TNA's previous attempt it running a special on a Monday opposite Raw did a terrible rating, in the 0.3 range. At the time, the number seemed to prove that most of TNA's audience also watched Raw and would watch Raw over TNA.
On 1/4, Raw did above average. TNA did above its Thursday average.
It seems pretty reasonable to interpret the figures as being the return of a lot of the fans who quit watching wrestling when WCW shut down.
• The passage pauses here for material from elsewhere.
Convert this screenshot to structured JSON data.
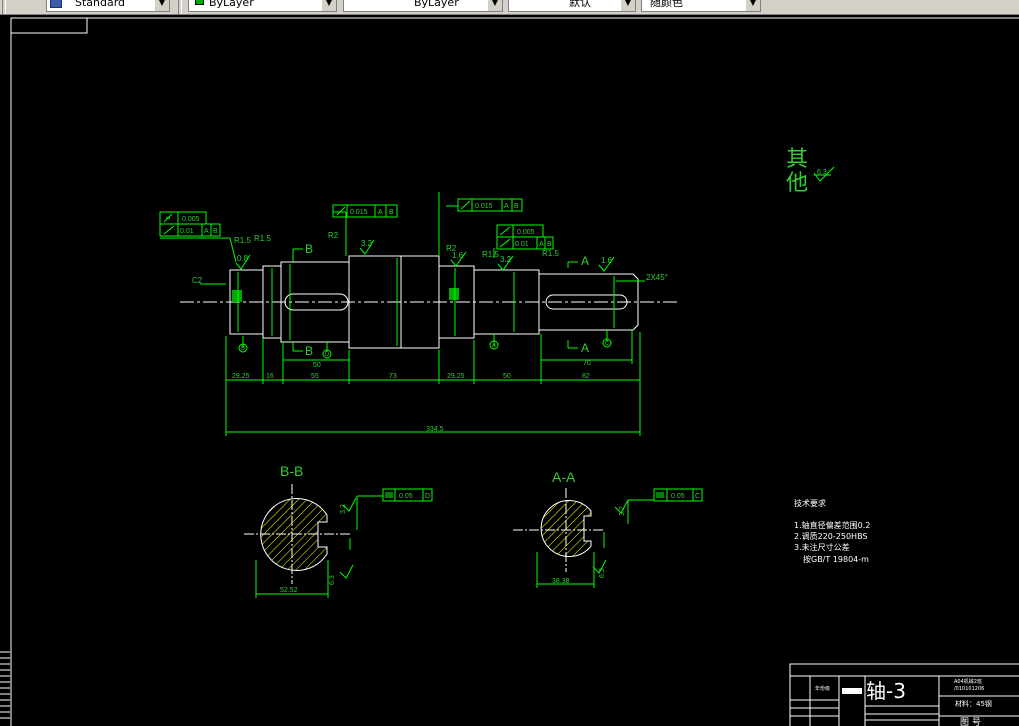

The core WCW audience was still excellent for cable at the end, with Nitro usually drawing a somewhere in the low 2s at the end (the last show drew a 3.0 thanks to the buyout and simulcast). Raw drew a 4.7 that night (consistent with what it had been drawing normally) and jumped to 5.7 the next week, but it fluctuated throughout the rest of 2001 with no clear influx of WCW fans watching the show. These fans were gone, and they weren't watching TNA, either. If they saw Mike Tenay at an airport, they asked him what he'd been doing since WCW closed, a story told by Tenay himself. Former WWE stars who had relocated to TNA, like Kurt Angle, have told similar stories that ask what they've been doing since they've quit wrestling.
Hogan got some mainstream attention for his move to TNA, but the biggest promotion came from UFC shows on Spike TV. Maybe all of those lapsed wrestling fans really did embrace UFC.